Doris Cardwell received a life-changing diagnosis of inflammatory breast cancer in 2007. While undergoing treatment, she co-founded a mentor program for the cancer center treating her. She also created community events to educate, encourage and empower people regarding cancer. Doris was the first Survivorship Community Outreach Liaison for her local cancer center. She is an advocate, educator and encourager on issues facing cancer survivors. Doris is a wife, mother, empty nester, survivor of life and lover of all things coffee. An avid speaker and blogger, she is available at www.justdoris.com.
There is value in information being shared from survivor to survivor. Many health issues may be common, but you can feel alone if you are not aware of them. A well-moderated online support group may be a great place to gain knowledge and comfort.
When I reached the end of treatment for inflammatory breast cancer I was overjoyed. Yet that excitement soon turned to frustration. You see, in my mind, the end of treatment meant life would go back to normal. And in some ways it did. I was no longer keeping weekly appointments at the cancer center. I had hair again — that was nice. But in many ways, it felt like I was floundering.
You see, for over a year I had gone to the cancer center. I saw the same nurses and other patients that I had gotten to know over a long time. Then, as quickly as they all became a part of my life, they were gone. What had become familiar wasn't there anymore. Along with this, I had physical changes that started to appear. I had pain that was hard to explain or predict. My blood pressure would spike to unsafe levels, I had bouts of intense jaw and neck pain. This pain was on my mastectomy side. I passed out a few times. These incidents left me bouncing from appointment to appointment looking for relief and seeking answers.
I tried prescriptions for muscle relaxers and antidepressants with no relief. I had not done well with any of the medications they wanted me to try, one resulted in a hospital visit to wait on my blood pressure to go down. One day I handed a new medicine side effect list to one of my teenage daughters. I asked her to read it for me so she could notice if I had any of the side effects after I started taking it. I didn't want to read it myself in case the knowledge of what might happen would plant a seed in my mind. It seemed to me the doctors were thinking it was mostly in my mind. Her response was priceless. "Mom, if you see Bigfoot while driving down the road, please pull over and let me drive!" That medicine didn't work for me either.
About five years after my diagnosis I met a nurse supervisor for a large health system. I shared with her my story of diagnosis and treatment and my frustration with this unexplained post-treatment pain. She told me she had heard my story before. She had a patient with the same type of pain as me. All of a sudden, I felt a sense of relief. I felt an immense feeling of finally being understood. That it wasn't all in my head, because someone else experienced it too. I asked her what they found that helped and she said nothing really. But I was still relieved and excited that it wasn't just me.

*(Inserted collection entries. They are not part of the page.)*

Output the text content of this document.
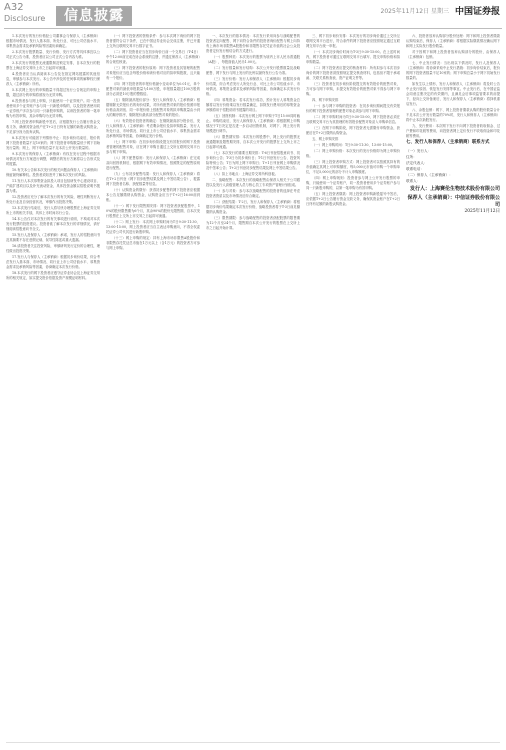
A32
Disclosure	信息披露	2025年11月12日 星期三 中国证券报

1.本次发行的发行价格经公司董事会与保荐人（主承销商）根据市场情况、发行人基本面、所处行业、可比公司估值水平、募集资金需求及承销风险等因素协商确定。

2.本次发行股票数量、发行价格、发行方式等具体事宜以公司正式公告为准，投资者应以公司正式公告内容为准。

3.本次发行的股票无流通限制及锁定安排，自本次发行的股票在上海证券交易所上市之日起即可流通。

4.投资者应当认真阅读本公告及在指定网站披露的其他信息，审慎参与本次发行。本公告中涉及的任何事项的解释权归保荐人（主承销商）所有。

5.本次网上发行的申购数量不得超过发行公告规定的申购上限，超过部分的申购将被视为无效申购。

6.投资者参与网上申购，只能使用一个证券账户。同一投资者使用多个证券账户参与同一只新股申购的，以及投资者使用同一证券账户多次参与同一只新股申购的，以该投资者的第一笔申购为有效申购，其余申购均为无效申购。

7.网上投资者申购新股中签后，应根据发行公告履行资金交收义务，确保其资金账户在T+2日日终有足额的新股认购资金，不足部分视为放弃认购。

8.本次发行可能因下列情形中止：初步询价结束后，报价的网下投资者数量不足10家的；网下投资者申购数量低于网下初始发行量的；网上、网下申购总量不足本次公开发行数量的。

9.本次发行的保荐人（主承销商）有权在发行过程中根据市场情况对发行方案进行调整，调整后的发行方案将以公告形式及时披露。

10.有关本公告和本次发行的相关问题由保荐人（主承销商）保留最终解释权。投资者须知悉并了解本次发行的风险。

11.发行人本次募集资金拟投入项目包括研发中心建设项目、产能扩建项目以及补充流动资金，具体投资金额以招股说明书披露为准。

12.投资者应充分了解本次发行的有关风险，理性判断发行人所处行业及自身经营状况，审慎作出投资决策。

13.本次发行结束后，发行人将尽快办理股票在上海证券交易所上市的相关手续，具体上市时间另行公告。

14.本公告仅对本次发行的有关事项进行说明，不构成对本次发行股票的投资建议。投资者欲了解本次发行的详细情况，请仔细阅读招股意向书全文。

15.发行人及保荐人（主承销商）承诺，发行人的招股意向书及其摘要不存在虚假记载、误导性陈述或重大遗漏。

16.请投资者关注投资风险，审慎研判发行定价的合理性，理性做出投资决策。

17.发行人与保荐人（主承销商）根据初步询价结果，综合考虑发行人基本面、市场情况、同行业上市公司估值水平、募集资金需求及承销风险等因素，协商确定本次发行价格。

18.本次发行的网下投资者应遵守证券业协会及上海证券交易所的相关规定，如实提交报价依据及资产规模证明材料。

（一）网下投资者的资格条件：参与本次网下询价的网下投资者需符合以下条件，已在中国证券业协会完成注册，并已开通上交所互联网交易平台数字证书。

（二）网下投资者应当在初步询价日前一个交易日（T-4日）中午12:00前完成在协会系统的注册，并通过保荐人（主承销商）的合规性核查。

（三）网下投资者的报价原则：网下投资者及其管理的配售对象报价应当包含每股价格和该价格对应的拟申购股数，且只能有一个报价。

（四）网下投资者的申报价格最小变动单位为0.01元，单个配售对象的最低申报数量为100万股，申报数量超过100万股的部分必须是10万股的整数倍。

（五）剔除最高报价部分：发行人和保荐人（主承销商）根据剔除无效报价后的询价结果，对所有配售对象的报价按照申报价格由高到低、同一申报价格上按配售对象的拟申购数量由小到大的顺序排序，剔除报价最高部分配售对象的报价。

（六）有效报价投资者的确定：在剔除最高部分报价后，发行人和保荐人（主承销商）考虑剩余报价及拟申购数量、发行人所处行业、市场情况、同行业上市公司估值水平、募集资金需求及承销风险等因素，协商确定发行价格。

（七）网下申购：在初步询价阶段提交有效报价的网下投资者管理的配售对象，应在网下申购日通过上交所互联网交易平台参与网下申购。

（八）网下配售原则：发行人和保荐人（主承销商）在完成双向回拨机制后，根据网下有效申购情况，按照既定的配售原则进行配售。

（九）公布初步配售结果：发行人和保荐人（主承销商）将在T+2日刊登《网下初步配售结果及网上中签结果公告》，披露网下投资者名称、获配数量等信息。

（十）认购资金的缴付：获得初步配售的网下投资者应根据本公告足额缴纳认购资金，认购资金应当于T+2日16:00前到账。

（十一）网下发行限售期安排：网下投资者获配股票中，10%的股份限售期为6个月，其余90%的股份无限售期，自本次发行股票在上交所上市交易之日起即可流通。

（十二）网上发行：本次网上申购时间为T日9:30-11:30、13:00-15:00，网上投资者应当自主表达申购意向，不得全权委托证券公司代其进行新股申购。

（十三）网上申购的规定：持有上海市场非限售A股股份和非限售存托凭证总市值在1万元以上（含1万元）的投资者方可参与网上申购。

一、本次发行的基本情况：本次发行采用向参与战略配售的投资者定向配售、网下向符合条件的投资者询价配售与网上向持有上海市场非限售A股股份和非限售存托凭证市值的社会公众投资者定价发行相结合的方式进行。

（一）股票种类：本次发行的股票为境内上市人民币普通股（A股），每股面值人民币1.00元。

（二）发行数量和发行结构：本次公开发行股票数量及战略配售、网下发行与网上发行的比例以最终发行公告为准。

（三）发行价格：发行人和保荐人（主承销商）根据初步询价结果，综合考虑发行人所处行业、可比上市公司估值水平、市场情况、募集资金需求及承销风险等因素，协商确定本次发行价格。

（四）募集资金：若本次发行成功，预计发行人募集资金总额将以发行价格乘以发行数量确定，扣除发行费用后的募集资金净额将用于招股说明书披露的项目。

（五）回拨机制：本次发行网上网下申购于T日15:00同时截止。申购结束后，发行人和保荐人（主承销商）将根据网上申购情况于T日决定是否进一步启动回拨机制，对网下、网上发行的规模进行调节。

（六）限售期安排：本次发行的股票中，网上发行的股票无流通限制及限售期安排，自本次公开发行的股票在上交所上市之日起即可流通。

（七）本次发行的重要日期安排：T-6日刊登招股意向书、初步询价公告；T-3日为初步询价日；T-1日刊登发行公告、投资风险特别公告；T日为网上网下申购日；T+1日刊登网上申购情况及中签率公告；T+2日刊登初步配售结果及网上中签结果公告。

（八）拟上市地点：上海证券交易所科创板。

二、战略配售：本次发行的战略配售由保荐人相关子公司跟投以及发行人高级管理人员与核心员工专项资产管理计划组成。

（一）参与对象：参与本次战略配售的投资者的选择在考虑投资者资质以及市场情况后综合确定。

（二）获配结果：T-2日，发行人和保荐人（主承销商）将根据初步询价结果确定本次发行价格，战略投资者将于T-3日前足额缴纳认购资金。

（三）限售期限：参与战略配售的投资者获配股票的限售期为12个月至24个月，限售期自本次公开发行的股票在上交所上市之日起开始计算。

三、网下初步询价安排：本次发行的初步询价通过上交所互联网交易平台进行，符合条件的网下投资者应按照规定通过互联网交易平台统一申报。

（一）本次初步询价时间为T-3日9:30-15:00。在上述时间内，网下投资者可通过互联网交易平台填写、提交申购价格和拟申购数量。

（二）网下投资者应提交的核查材料：所有拟参与本次初步询价的网下投资者须按照规定提交核查材料，包括但不限于承诺函、关联关系核查表、资产证明文件等。

（三）投资者在初步询价阶段提交的有效报价的配售对象，方可参与网下申购，未提交有效报价的配售对象不得参与网下申购。

四、网下申购安排

（一）参与网下申购的投资者：在初步询价期间提交有效报价的网下投资者管理的配售对象必须参与网下申购。

（二）网下申购时间为T日9:30-15:00，网下投资者必须在互联网交易平台为其管理的有效报价配售对象录入申购单信息。

（三）在网下申购阶段，网下投资者无需缴付申购资金，获配后在T+2日缴纳认购资金。

五、网上申购安排

（一）网上申购时间：T日9:30-11:30、13:00-15:00。

（二）网上申购价格：本次发行的发行价格即为网上申购价格。

（三）网上投资者申购方式：网上投资者可以按照其持有的市值确定其网上可申购额度，每5,000元市值可申购一个申购单位，不足5,000元的部分不计入申购额度。

（四）网上申购规则：投资者参与网上公开发行股票的申购，只能使用一个证券账户，同一投资者使用多个证券账户参与同一只新股申购的，以第一笔申购为有效申购。

（五）网上投资者缴款：网上投资者申购新股摇号中签后，应依据T+2日公告履行资金交收义务，确保其资金账户在T+2日日终有足额的新股认购资金。

六、投资者放弃认购部分股份处理：网下和网上投资者缴款认购结束后，保荐人（主承销商）将根据实际缴款情况确认网下和网上实际发行股份数量。

对于因网下和网上投资者放弃认购部分的股份，由保荐人（主承销商）包销。

七、中止发行情况：当出现以下情况时，发行人及保荐人（主承销商）将协商采取中止发行措施：初步询价结束后，报价的网下投资者数量不足10家的；网下申购总量小于网下初始发行数量的。

如发生以上情形，发行人和保荐人（主承销商）将及时公告中止发行原因、恢复发行安排等事宜。中止发行后，在中国证监会同意注册决定的有效期内，且满足会后事项监管要求的前提下，经向上交所备案后，发行人和保荐人（主承销商）将择机重启发行。

八、余股包销：网下、网上投资者缴款认购的股份数量合计不足本次公开发行数量的70%时，发行人和保荐人（主承销商）将中止本次新股发行。

九、发行费用：本次网下发行不向网下投资者收取佣金、过户费和印花税等费用，向投资者网上定价发行不收取佣金和印花税等费用。

七、发行人和保荐人（主承销商）联系方式

（一）发行人：

住所：

法定代表人：

联系电话：

（二）保荐人（主承销商）：

联系人：

发行人：上海赛伦生物技术股份有限公司
保荐人（主承销商）：中信证券股份有限公司
2025年11月12日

Since then I have done a lot of reading about breast cancer survivors and pain. I realize that many survivors struggle with chronic pain. I also realize that had I been more prepared for what could happen, I could have handled it better when it did. Instead, I was taken by surprise and that created fear and anxiety.
Since then I have joined an online group of women who had or have the same kind of cancer I had. I have found great benefit in this. One of the biggest values I see is the sharing of information survivor to survivor.
While I don't comment often, I have benefited greatly from reading the posts. For example, I often get deep muscle spasms when I turn a certain way, like to back out of my driveway. They can be severe and painful. They appeared a couple of years after my mastectomy. When they strike in public, like in the grocery store when you reach for an item, it is hard not to wince out loud in pain. Recently a member of the group posted asking questions about a similar pain. By the end of the day women who were from one to 15 years out from a mastectomy had replied. Some of the group members had these spasms still, others had them before, but they eventually went away. Information was shared and advice given. The most important thing I saw was the person realized it was not uncommon and she didn't need to fear it. She was also given some things to ask her doctor about trying like physical therapy and massage.
While an online support group doesn't replace your doctor when you have questions, it can be a medium to share information that puts your mind at ease and may help you on your path to coping or healing.